Muchos fueron convertidos a la Iglesia de Jesucristo de los Santos de los Últimos Días por misioneros enviados a Hawai. Los nuevos mormones viajaron desde el Pacífico hasta Utah para unirse a la Sión de la fe mormona: el Templo de Salt Lake que se estaba construyendo en Salt Lake City.
Pero a pesar de su largo viaje y su religión compartida, los polinesios fueron discriminados por la mayoría blanca y conducidos a 75 millas al suroeste de la ciudad para formar un puesto de avanzada hawaiano en el desierto. Los colonos llamaron a la ciudad Iosepa (pronunciado «Yo-see-pa»), que en hawaiano significa «José», en honor a Joseph F. Smith, el presidente de la iglesia mormona de la época.

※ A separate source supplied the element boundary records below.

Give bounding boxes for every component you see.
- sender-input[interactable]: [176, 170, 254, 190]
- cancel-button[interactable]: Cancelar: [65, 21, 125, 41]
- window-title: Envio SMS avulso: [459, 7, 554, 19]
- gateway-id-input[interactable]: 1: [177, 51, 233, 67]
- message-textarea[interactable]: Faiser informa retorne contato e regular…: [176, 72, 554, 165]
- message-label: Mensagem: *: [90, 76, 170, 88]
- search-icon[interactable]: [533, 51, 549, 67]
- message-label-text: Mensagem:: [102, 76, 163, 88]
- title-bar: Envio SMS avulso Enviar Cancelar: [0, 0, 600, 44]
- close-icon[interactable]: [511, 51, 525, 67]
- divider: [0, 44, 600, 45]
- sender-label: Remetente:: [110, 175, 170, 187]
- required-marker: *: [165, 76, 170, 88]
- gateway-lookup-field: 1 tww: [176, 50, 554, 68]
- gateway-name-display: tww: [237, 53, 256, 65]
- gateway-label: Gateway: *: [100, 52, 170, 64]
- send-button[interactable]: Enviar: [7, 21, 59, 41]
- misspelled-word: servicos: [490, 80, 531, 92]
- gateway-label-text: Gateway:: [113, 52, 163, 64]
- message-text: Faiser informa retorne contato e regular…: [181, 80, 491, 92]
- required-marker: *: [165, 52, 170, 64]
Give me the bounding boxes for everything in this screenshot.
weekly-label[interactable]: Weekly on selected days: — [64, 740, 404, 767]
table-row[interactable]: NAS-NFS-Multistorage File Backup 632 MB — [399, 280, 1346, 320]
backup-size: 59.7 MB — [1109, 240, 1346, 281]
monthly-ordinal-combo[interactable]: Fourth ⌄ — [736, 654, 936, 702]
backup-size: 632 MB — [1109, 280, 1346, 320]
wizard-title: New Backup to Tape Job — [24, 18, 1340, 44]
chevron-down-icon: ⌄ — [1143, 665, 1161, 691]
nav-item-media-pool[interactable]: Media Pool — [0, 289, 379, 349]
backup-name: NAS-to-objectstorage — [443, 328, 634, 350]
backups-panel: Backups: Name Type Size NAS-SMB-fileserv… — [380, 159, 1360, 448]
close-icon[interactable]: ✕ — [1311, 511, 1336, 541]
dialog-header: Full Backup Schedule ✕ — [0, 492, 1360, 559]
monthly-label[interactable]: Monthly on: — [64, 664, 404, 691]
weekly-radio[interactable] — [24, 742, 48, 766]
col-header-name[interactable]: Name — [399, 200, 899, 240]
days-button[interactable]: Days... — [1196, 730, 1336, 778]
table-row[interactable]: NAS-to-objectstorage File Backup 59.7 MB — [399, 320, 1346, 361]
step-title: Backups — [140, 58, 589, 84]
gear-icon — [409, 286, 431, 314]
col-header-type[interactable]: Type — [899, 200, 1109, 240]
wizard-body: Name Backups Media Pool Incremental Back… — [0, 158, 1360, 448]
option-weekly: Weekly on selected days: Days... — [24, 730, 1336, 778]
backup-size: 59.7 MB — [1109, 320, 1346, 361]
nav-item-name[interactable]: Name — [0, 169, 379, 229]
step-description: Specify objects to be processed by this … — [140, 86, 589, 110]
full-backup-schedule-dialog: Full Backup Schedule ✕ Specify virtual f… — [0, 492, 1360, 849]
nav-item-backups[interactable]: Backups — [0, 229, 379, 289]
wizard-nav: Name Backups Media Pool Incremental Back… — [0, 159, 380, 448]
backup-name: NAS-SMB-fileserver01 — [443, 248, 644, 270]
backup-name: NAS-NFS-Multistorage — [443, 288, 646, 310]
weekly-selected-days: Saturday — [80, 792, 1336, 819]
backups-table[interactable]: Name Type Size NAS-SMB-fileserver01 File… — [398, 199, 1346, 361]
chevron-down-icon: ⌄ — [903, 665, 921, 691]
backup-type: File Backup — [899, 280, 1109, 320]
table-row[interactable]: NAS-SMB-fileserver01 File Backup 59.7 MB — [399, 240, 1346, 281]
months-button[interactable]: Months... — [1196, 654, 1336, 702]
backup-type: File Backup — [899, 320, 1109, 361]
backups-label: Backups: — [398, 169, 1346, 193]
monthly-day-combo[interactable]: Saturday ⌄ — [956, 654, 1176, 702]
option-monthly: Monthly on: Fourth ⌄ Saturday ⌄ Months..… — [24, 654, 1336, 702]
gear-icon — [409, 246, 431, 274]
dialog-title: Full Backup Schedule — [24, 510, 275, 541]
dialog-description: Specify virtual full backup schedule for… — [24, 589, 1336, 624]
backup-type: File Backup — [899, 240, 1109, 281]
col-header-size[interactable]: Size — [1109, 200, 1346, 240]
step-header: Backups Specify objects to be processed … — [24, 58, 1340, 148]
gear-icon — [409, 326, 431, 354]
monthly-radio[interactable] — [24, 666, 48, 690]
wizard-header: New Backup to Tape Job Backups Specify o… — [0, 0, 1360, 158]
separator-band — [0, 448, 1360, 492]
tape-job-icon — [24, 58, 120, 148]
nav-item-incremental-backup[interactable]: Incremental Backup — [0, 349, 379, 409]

Con un esfuerzo considerable, los 46 isleños, acostumbrados al trópico, consiguieron cultivar y criar animales para mantenerse en el duro y árido clima. Crearon calles con nombres como «Honolulu» y «Kula», plantaron árboles, construyeron un embalse e incluso experimentaron con el cultivo de sus propias algas. Durante un corto periodo de tiempo, el asentamiento prosperó; la población llegó a ser de 228 personas en 1915.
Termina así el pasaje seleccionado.